无锁原子操作 (CAS) 是该宏最核心的部分。为了避免在分配内存时频繁加锁带来的性能损耗，glibc 使用了 catomic_compare_and_exchange_val_acq：

语义：这是一个 CAS （ Compare-And-Swap ）操作。它会检查 *fb （当前的 fastbin 链表头）是否仍然等于 victim。
如果相等：说明没有其他线程修改链表头，它会将 *fb 更新为 pp（即 victim->fd ），成功弹出 victim 。
如果不相等：说明在执行逻辑期间，有其他线程抢先分配或插入了块， CAS 失败。此时 pp 会被更新为当前的 *fb （新的链表头），循环再次尝试，直到成功。

过程要求 pp 的地址对齐 16 位

获取 index

if ((unsigned long) (nb) <= (unsigned long) (get_max_fast ()))
  {
    idx = fastbin_index (nb);
    mfastbinptr *fb = &fastbin (av, idx);
    mchunkptr pp;
    victim = *fb;

追溯得到 get_max_fast () 返回 DEFAULT_MXFAST ，为 64 * SIZE_SZ / 4 ，即 0x80 字节

首先判断应分配内存大小 nb 是否在 fastbin 的管辖范围内，然后根据 nb 的大小计算在 fastbin 中的 index

fb 为对应 fastbin 的头指针

1
2
3

/* offset 2 to use otherwise unindexable first 2 bins */
#define fastbin_index(sz) \
  ((((unsigned int) (sz)) >> (SIZE_SZ == 8 ? 4 : 3)) - 2)

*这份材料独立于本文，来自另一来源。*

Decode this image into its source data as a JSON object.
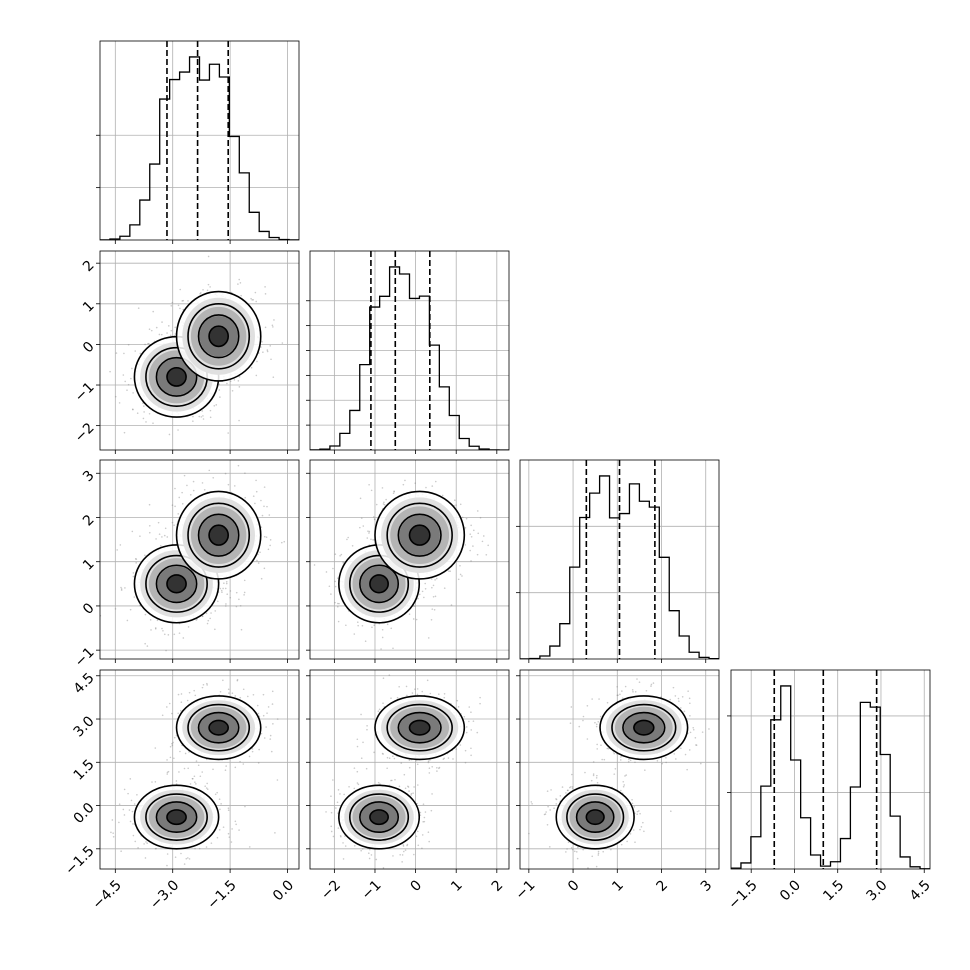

由此， 0x20 -> 0 , 0x30 -> 1 … 0x80 -> 7

取出 chunk 并检验

     if (victim != NULL)
{
  if (__glibc_unlikely (misaligned_chunk (victim)))
    malloc_printerr ("malloc(): unaligned fastbin chunk detected 2");

  if (SINGLE_THREAD_P)
    *fb = REVEAL_PTR (victim->fd);
  else
    REMOVE_FB (fb, pp, victim);
  if (__glibc_likely (victim != NULL))
    {
      size_t victim_idx = fastbin_index (chunksize (victim));
      if (__builtin_expect (victim_idx != idx, 0))
	malloc_printerr ("malloc(): memory corruption (fast)");
      check_remalloced_chunk (av, victim, nb);

要求 victim 的地址对齐 16 位

SINGLE_THREAD_P 宏判断当前进程是否只有一个线程，若是，则直接更新 fb 为 next ，否则用 REMOVE_FB 宏更新，并维护 fb , pp , victim 的正确性

victim_idx 为被取出 chunk 的 size 字段对应的 fastbin index

比对 victim_idx 和 idx ，要求同一个 size 字段与 fastbin 应该存放的大小相符

check_remalloced_chunk 正常情况下为空，不用管

/*
   Bits to mask off when extracting size

   Note: IS_MMAPPED is intentionally not masked off from size field in
   macros for which mmapped chunks should never be seen. This should
   cause helpful core dumps to occur if it is tried by accident by
   people extending or adapting this malloc.
 */
#define SIZE_BITS (PREV_INUSE | IS_MMAPPED | NON_MAIN_ARENA)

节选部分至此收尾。